The latest contract is from 2022 until 2028 with this year’s race scheduled for Oct 2 at the Marina Bay Street Circuit.
Mr S. Iswaran, Minister for Transport and Minister-in-charge of Trade Relations, said: “Even as we deal with the immediate challenges of the pandemic, it is important that we focus on our recovery and long-term growth. The Singapore F1 race continues to be a strong focal point for tourists, global events and business meetings.
“We have decided to continue hosting the F1 race for another seven years, after thoroughly evaluating the long-term benefits that a term extension could bring to Singapore.
“The renewal will help sustain Singapore’s reputation as a global city with a vibrant lifestyle, attracting international visitors as travel rebounds, and generating business revenue and jobs for Singaporeans.”
The joint statement also stressed that the stakeholders would work with the various government agencies to ensure the health and safety of all participants, staff, local and overseas fans and the community.
While three of last year’s 22 races – in Italy, Portugal and Azerbaijan – were held behind closed doors, the rest proceeded with spectators in the grandstands. Some, like in Bahrain, Spain and Monaco, early in the year had reduced capacities before venues in Austria, England and the United States began welcoming full houses.
The majority of races required adults to be fully vaccinated and/or supply a negative test result though mask wearing and social distancing were loosely enforced.
Singapore has hosted several international events in recent months. On Nov 27 and 28 last year, pop star JJ Lin performed in front of 2,000 fans each night at the Sands Theatre at Marina Bay Sands under vaccination-differentiated safe management measures which allowed concert-goers to sit alongside one another without the need for social distancing.
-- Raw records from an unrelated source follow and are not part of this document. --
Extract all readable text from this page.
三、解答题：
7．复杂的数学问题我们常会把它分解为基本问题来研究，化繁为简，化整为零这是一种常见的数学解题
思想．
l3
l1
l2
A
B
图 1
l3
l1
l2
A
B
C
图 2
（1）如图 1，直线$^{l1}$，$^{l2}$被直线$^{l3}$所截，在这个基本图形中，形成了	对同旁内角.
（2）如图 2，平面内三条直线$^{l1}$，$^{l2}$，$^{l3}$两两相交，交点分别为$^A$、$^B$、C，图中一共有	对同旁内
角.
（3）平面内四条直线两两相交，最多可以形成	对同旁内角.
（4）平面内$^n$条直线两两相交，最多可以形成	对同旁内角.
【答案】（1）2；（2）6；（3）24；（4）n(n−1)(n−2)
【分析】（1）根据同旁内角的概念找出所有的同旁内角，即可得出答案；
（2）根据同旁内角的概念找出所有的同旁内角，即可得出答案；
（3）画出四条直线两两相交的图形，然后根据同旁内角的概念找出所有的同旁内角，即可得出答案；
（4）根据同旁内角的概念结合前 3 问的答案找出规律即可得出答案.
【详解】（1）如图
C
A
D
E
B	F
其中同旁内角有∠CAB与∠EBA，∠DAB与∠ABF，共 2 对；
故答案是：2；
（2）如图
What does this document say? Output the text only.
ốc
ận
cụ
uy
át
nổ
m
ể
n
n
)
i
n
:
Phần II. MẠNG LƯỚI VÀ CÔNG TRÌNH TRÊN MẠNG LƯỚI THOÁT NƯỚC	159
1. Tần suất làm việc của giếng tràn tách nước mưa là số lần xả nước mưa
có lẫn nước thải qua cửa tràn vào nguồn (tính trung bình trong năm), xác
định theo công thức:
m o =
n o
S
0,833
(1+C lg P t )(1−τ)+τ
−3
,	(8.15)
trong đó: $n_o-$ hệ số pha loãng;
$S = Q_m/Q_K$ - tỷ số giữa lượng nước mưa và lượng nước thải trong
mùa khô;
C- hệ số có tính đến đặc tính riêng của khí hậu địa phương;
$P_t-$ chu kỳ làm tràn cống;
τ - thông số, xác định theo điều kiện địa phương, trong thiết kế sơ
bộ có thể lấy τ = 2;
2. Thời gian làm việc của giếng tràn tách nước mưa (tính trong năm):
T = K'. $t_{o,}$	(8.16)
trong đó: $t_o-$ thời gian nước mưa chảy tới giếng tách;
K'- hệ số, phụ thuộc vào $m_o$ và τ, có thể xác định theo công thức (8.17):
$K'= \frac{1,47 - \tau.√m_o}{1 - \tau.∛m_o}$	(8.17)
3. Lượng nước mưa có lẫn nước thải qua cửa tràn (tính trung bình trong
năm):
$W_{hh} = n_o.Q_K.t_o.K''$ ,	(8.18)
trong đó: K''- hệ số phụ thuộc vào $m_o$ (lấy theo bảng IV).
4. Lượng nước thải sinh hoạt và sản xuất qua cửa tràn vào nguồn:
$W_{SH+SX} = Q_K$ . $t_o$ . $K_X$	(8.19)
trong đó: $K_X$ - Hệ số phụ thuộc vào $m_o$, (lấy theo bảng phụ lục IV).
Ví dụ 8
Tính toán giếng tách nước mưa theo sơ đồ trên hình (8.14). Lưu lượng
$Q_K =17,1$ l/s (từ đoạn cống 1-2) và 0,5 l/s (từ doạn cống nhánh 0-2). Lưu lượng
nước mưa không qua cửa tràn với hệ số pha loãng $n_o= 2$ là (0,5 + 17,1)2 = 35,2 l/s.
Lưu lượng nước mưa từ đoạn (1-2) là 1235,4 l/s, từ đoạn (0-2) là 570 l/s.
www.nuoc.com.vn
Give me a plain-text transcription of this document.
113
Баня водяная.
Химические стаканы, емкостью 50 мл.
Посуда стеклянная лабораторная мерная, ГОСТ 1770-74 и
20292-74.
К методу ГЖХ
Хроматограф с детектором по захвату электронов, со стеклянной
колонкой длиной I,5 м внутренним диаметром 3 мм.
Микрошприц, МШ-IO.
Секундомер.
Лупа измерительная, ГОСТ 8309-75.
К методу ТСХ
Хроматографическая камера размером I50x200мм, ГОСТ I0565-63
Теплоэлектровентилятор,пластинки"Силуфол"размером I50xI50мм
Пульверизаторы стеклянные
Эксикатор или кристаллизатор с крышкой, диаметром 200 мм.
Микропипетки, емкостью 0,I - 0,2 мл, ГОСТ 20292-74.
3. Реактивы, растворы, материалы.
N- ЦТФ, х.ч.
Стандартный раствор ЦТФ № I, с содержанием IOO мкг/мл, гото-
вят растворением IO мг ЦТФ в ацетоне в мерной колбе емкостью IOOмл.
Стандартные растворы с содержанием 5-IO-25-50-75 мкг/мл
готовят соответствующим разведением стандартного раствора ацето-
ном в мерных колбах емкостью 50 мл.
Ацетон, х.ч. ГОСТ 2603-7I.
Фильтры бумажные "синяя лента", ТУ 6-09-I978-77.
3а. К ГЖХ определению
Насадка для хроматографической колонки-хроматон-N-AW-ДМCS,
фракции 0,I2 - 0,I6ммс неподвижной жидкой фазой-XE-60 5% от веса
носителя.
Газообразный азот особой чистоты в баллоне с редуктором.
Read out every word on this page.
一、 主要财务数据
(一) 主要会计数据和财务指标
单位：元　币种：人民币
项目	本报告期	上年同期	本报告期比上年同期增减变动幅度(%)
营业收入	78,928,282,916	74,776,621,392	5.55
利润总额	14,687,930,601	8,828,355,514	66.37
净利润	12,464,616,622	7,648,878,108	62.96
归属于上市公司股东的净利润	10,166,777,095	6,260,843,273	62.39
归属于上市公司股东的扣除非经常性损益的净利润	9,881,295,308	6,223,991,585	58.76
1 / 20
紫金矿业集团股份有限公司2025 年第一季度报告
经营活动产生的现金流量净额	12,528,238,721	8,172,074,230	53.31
Two weeks prior, the Bloomberg New Economy Forum welcomed 300 international business and government leaders to Sentosa’s Capella hotel, with strict testing requirements for delegates so as to allow for business networking.
And in December, Singapore received more than 500 foreign travellers – players, coaches, officials, sponsors and delegates from regional and continental football bodies – for the month-long, 10-team Suzuki Cup tournament with some games at the National Stadium drawing almost 10,000 fans.
The Singapore Grand Prix is on a different scale though.
The 2019 race, the last time it was staged here, drew a three-day total of 268,000 spectators – the second-highest after the 300,000 total at the 2008 maiden race.
Overseas visitors generally comprise 40 per cent of race-goers here and the race weekend contributes about $130 million annually in tourism receipts.
There have been 12 editions since 2008 and together, they brought more than 550,000 unique foreign visitors, contributing over $1.5 billion in tourism receipts.